Trade Groups Challenge CFPB Credit Card Rule in Court, CFPB Accuses Them of “Forum Shopping” for Favorable Judge

Mar 21, 2024Federal Regulation, Litigation, News

At the beginning of March, the Consumer Financial Protection Bureau (CFPB) finalized its rule cutting the typical credit card late free from $32 to $8. Two days after the finalized rule was announced, a lawsuit led by the U.S. Chamber of Commerce, Fort Worth Chamber of Commerce, Longview Chamber of Commerce, American Bankers Association, Consumer Bankers Association, and Texas Association of Business was filed in Texas federal district court seeking to invalidate the rule.

Among the issues the Plaintiffs raised in their complaint is the argument, currently awaiting a ruling by the Supreme Court, that the CFPB’s funding mechanism violates the Constitution. They also argue that the Rule violates multiple provisions in the Administrative Procedure Act.

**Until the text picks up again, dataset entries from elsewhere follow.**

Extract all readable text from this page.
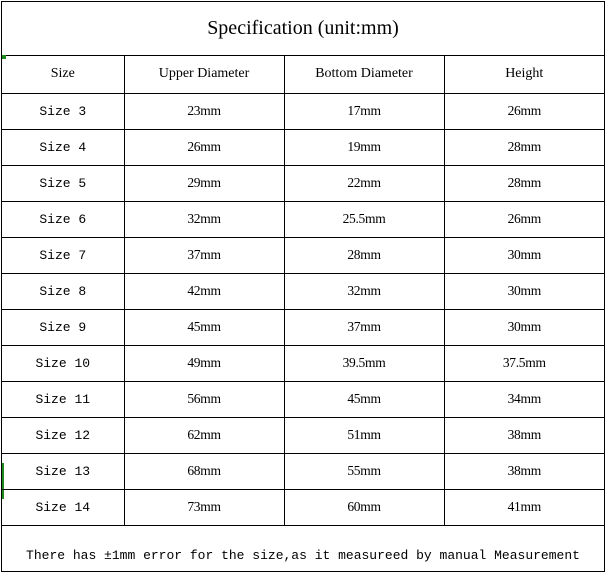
Specification (unit:mm)
Size	Upper Diameter	Bottom Diameter	Height
Size 3	23mm	17mm	26mm
Size 4	26mm	19mm	28mm
Size 5	29mm	22mm	28mm
Size 6	32mm	25.5mm	26mm
Size 7	37mm	28mm	30mm
Size 8	42mm	32mm	30mm
Size 9	45mm	37mm	30mm
Size 10	49mm	39.5mm	37.5mm
Size 11	56mm	45mm	34mm
Size 12	62mm	51mm	38mm
Size 13	68mm	55mm	38mm
Size 14	73mm	60mm	41mm
There has ±1mm error for the size,as it measureed by manual Measurement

After the complaint was filed and assigned to the same judge that overturned the Obama Administration’s Affordable Care Act, the CFPB accused the trade groups of “forum shopping,” or choosing to file it in Texas because of the high likelihood of getting a sympathetic judge. The CFPB is seeking to have the case dismissed outright or moved to Washington, D.C. where it believes it will get a fairer hearing.

The Bureau estimates that, if allowed to go into effect, the legislation will lead to a net savings of more than $10 billion in late fees for American families.